Urteil vom 6. September 2004

I. Öffentlichrechtliche Abteilung

Bundesgerichtspräsident Aemisegger, Präsident,
Bundesgerichtsvizepräsident Nay,
Bundesrichter Aeschlimann,
Gerichtsschreiberin Leuthold.

X.  ________, Beschwerdeführer, vertreten durch Rechtsanwalt Dr. Adrian
Klemm,

gegen

Y.________, Beschwerdegegnerin, vertreten durch Z.________, diese vertreten
durch Rechtsanwältin Dr. Denise Kramer-Oswald,
Staatsanwaltschaft des Kantons Zürich, Florhofgasse 2, Postfach, 8023 Zürich,
Kassationsgericht des Kantons Zürich, Postfach 4875, 8022 Zürich.

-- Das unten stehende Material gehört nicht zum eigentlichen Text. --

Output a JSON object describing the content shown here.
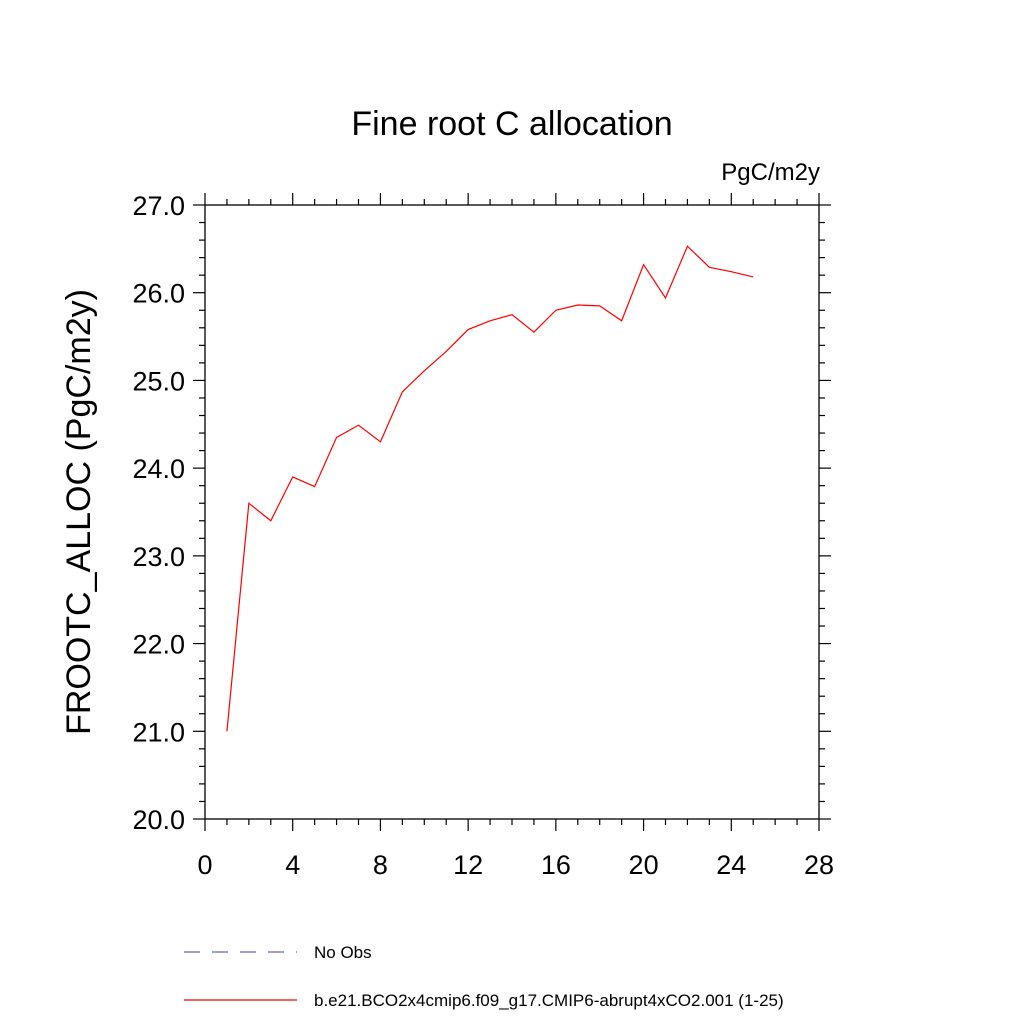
{
  "chart_data": {
    "type": "line",
    "title": "Fine root C allocation",
    "units_label": "PgC/m2y",
    "ylabel": "FROOTC_ALLOC  (PgC/m2y)",
    "xlabel": "",
    "xlim": [
      0,
      28
    ],
    "ylim": [
      20.0,
      27.0
    ],
    "x_ticks": [
      "0",
      "4",
      "8",
      "12",
      "16",
      "20",
      "24",
      "28"
    ],
    "y_ticks": [
      "20.0",
      "21.0",
      "22.0",
      "23.0",
      "24.0",
      "25.0",
      "26.0",
      "27.0"
    ],
    "grid": false,
    "legend_position": "bottom",
    "series": [
      {
        "name": "b.e21.BCO2x4cmip6.f09_g17.CMIP6-abrupt4xCO2.001 (1-25)",
        "color": "#ff0000",
        "style": "solid",
        "x": [
          1,
          2,
          3,
          4,
          5,
          6,
          7,
          8,
          9,
          10,
          11,
          12,
          13,
          14,
          15,
          16,
          17,
          18,
          19,
          20,
          21,
          22,
          23,
          24,
          25
        ],
        "y": [
          21.0,
          23.6,
          23.4,
          23.9,
          23.79,
          24.35,
          24.49,
          24.3,
          24.87,
          25.11,
          25.33,
          25.58,
          25.68,
          25.75,
          25.55,
          25.8,
          25.86,
          25.85,
          25.68,
          26.32,
          25.94,
          26.53,
          26.29,
          26.24,
          26.18
        ]
      }
    ],
    "legend": [
      {
        "label": "No Obs",
        "color": "#6666cc",
        "style": "dashed"
      },
      {
        "label": "b.e21.BCO2x4cmip6.f09_g17.CMIP6-abrupt4xCO2.001 (1-25)",
        "color": "#ff0000",
        "style": "solid"
      }
    ]
  }
}
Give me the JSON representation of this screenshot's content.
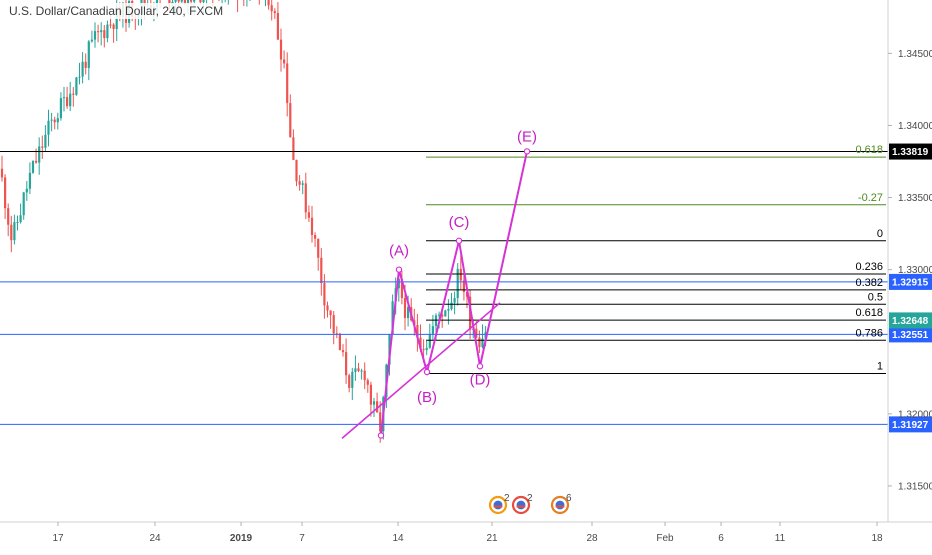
{
  "title": "U.S. Dollar/Canadian Dollar, 240, FXCM",
  "chart_data": {
    "type": "candlestick",
    "y_axis": {
      "ylim": [
        1.3125,
        1.3487
      ],
      "ticks": [
        {
          "value": 1.345,
          "label": "1.34500"
        },
        {
          "value": 1.34,
          "label": "1.34000"
        },
        {
          "value": 1.335,
          "label": "1.33500"
        },
        {
          "value": 1.33,
          "label": "1.33000"
        },
        {
          "value": 1.32,
          "label": "1.32000"
        },
        {
          "value": 1.315,
          "label": "1.31500"
        }
      ]
    },
    "x_axis": {
      "ticks": [
        {
          "label": "17",
          "bold": false
        },
        {
          "label": "24",
          "bold": false
        },
        {
          "label": "2019",
          "bold": true
        },
        {
          "label": "7",
          "bold": false
        },
        {
          "label": "14",
          "bold": false
        },
        {
          "label": "21",
          "bold": false
        },
        {
          "label": "28",
          "bold": false
        },
        {
          "label": "Feb",
          "bold": false
        },
        {
          "label": "6",
          "bold": false
        },
        {
          "label": "11",
          "bold": false
        },
        {
          "label": "18",
          "bold": false
        }
      ]
    },
    "horizontal_lines": [
      {
        "price": 1.33819,
        "label": "1.33819",
        "color": "#000000",
        "tag_color": "#000000"
      },
      {
        "price": 1.32915,
        "label": "1.32915",
        "color": "#2962ff",
        "tag_color": "#2962ff"
      },
      {
        "price": 1.32551,
        "label": "1.32551",
        "color": "#2962ff",
        "tag_color": "#2962ff"
      },
      {
        "price": 1.31927,
        "label": "1.31927",
        "color": "#2962ff",
        "tag_color": "#2962ff"
      }
    ],
    "current_price": {
      "price": 1.32648,
      "label": "1.32648",
      "color": "#26a69a"
    },
    "fib_levels": [
      {
        "level": "0.618",
        "price": 1.3378,
        "color": "#4e8a1e"
      },
      {
        "level": "-0.27",
        "price": 1.3345,
        "color": "#4e8a1e"
      },
      {
        "level": "0",
        "price": 1.332,
        "color": "#000000"
      },
      {
        "level": "0.236",
        "price": 1.3297,
        "color": "#000000"
      },
      {
        "level": "0.382",
        "price": 1.3286,
        "color": "#000000"
      },
      {
        "level": "0.5",
        "price": 1.3276,
        "color": "#000000"
      },
      {
        "level": "0.618",
        "price": 1.3265,
        "color": "#000000"
      },
      {
        "level": "0.786",
        "price": 1.3251,
        "color": "#000000"
      },
      {
        "level": "1",
        "price": 1.3228,
        "color": "#000000"
      }
    ],
    "waves": [
      {
        "label": "(A)",
        "price": 1.33
      },
      {
        "label": "(B)",
        "price": 1.3229
      },
      {
        "label": "(C)",
        "price": 1.332
      },
      {
        "label": "(D)",
        "price": 1.3233
      },
      {
        "label": "(E)",
        "price": 1.3382
      }
    ],
    "wave_start_price": 1.3185,
    "event_badges": [
      {
        "count": "2",
        "color": "#f39c12"
      },
      {
        "count": "2",
        "color": "#e74c3c"
      },
      {
        "count": "6",
        "color": "#e67e22"
      }
    ],
    "colors": {
      "up": "#26a69a",
      "down": "#ef5350",
      "wave": "#d633d6",
      "trendline": "#d633d6"
    }
  }
}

Art. 29 BV (Strafverfahren),

Staatsrechtliche Beschwerde gegen den Beschluss
des Kassationsgerichts des Kantons Zürich vom 23. Februar 2004.

Sachverhalt:

A.
Die Bezirksanwaltschaft V für den Kanton Zürich erhob am 5. August 2002
Anklage gegen X.________ wegen sexueller Handlungen mit Kindern. Sie warf dem
Angeklagten im Wesentlichen vor, er habe ca. im Frühling/Sommer 1997 von der
damals sechsjährigen Y.________ verlangt, dass sie seinen Penis anfasse und
ihn mit der Hand befriedige, was sie kurz getan habe. Mit Eingabe vom 27.
Februar 2002 hatte X.________ in der Untersuchung den Antrag gestellt, er und
sein Verteidiger seien zu den Einvernahmen von Y.________ zuzulassen, um
Ergänzungsfragen zu stellen. Die Bezirksanwaltschaft wies diesen Antrag mit
Verfügung vom 12. April 2002 ab, da Y.________ das zwölfte Altersjahr noch
nicht zurückgelegt habe und ihr nicht zugemutet werden könne, direkt mit dem
Angeschuldigten bzw. dessen Verteidiger konfrontiert zu werden. Der
Einzelrichter des Bezirksgerichts Zürich sprach X.________ mit Urteil vom 2.
Dezember 2002 der sexuellen Handlungen mit Kindern schuldig und bestrafte ihn
mit fünf Monaten Gefängnis, unter Gewährung des bedingten Strafvollzuges. Auf
Berufung des Angeklagten hin bestätigte das Obergericht des Kantons Zürich am
18. Juni 2003 den erstinstanzlichen Entscheid. Gegen das Urteil des
Obergerichts reichte X.________ eine kantonale Nichtigkeitsbeschwerde ein.
Mit Sitzungsbeschluss vom 23. Februar 2004 wies das Kassationsgericht des
Kantons Zürich die Beschwerde ab, soweit es darauf eintreten konnte.

B.
X. ________ erhob gegen diesen Entscheid staatsrechtliche Beschwerde beim
Bundesgericht. Er beantragt, der angefochtene Beschluss des
Kassationsgerichts sei aufzuheben.

C.
Die Beschwerdegegnerin Y.________ sowie die Staatsanwaltschaft und das
Kassationsgericht des Kantons Zürich verzichteten auf eine Vernehmlassung.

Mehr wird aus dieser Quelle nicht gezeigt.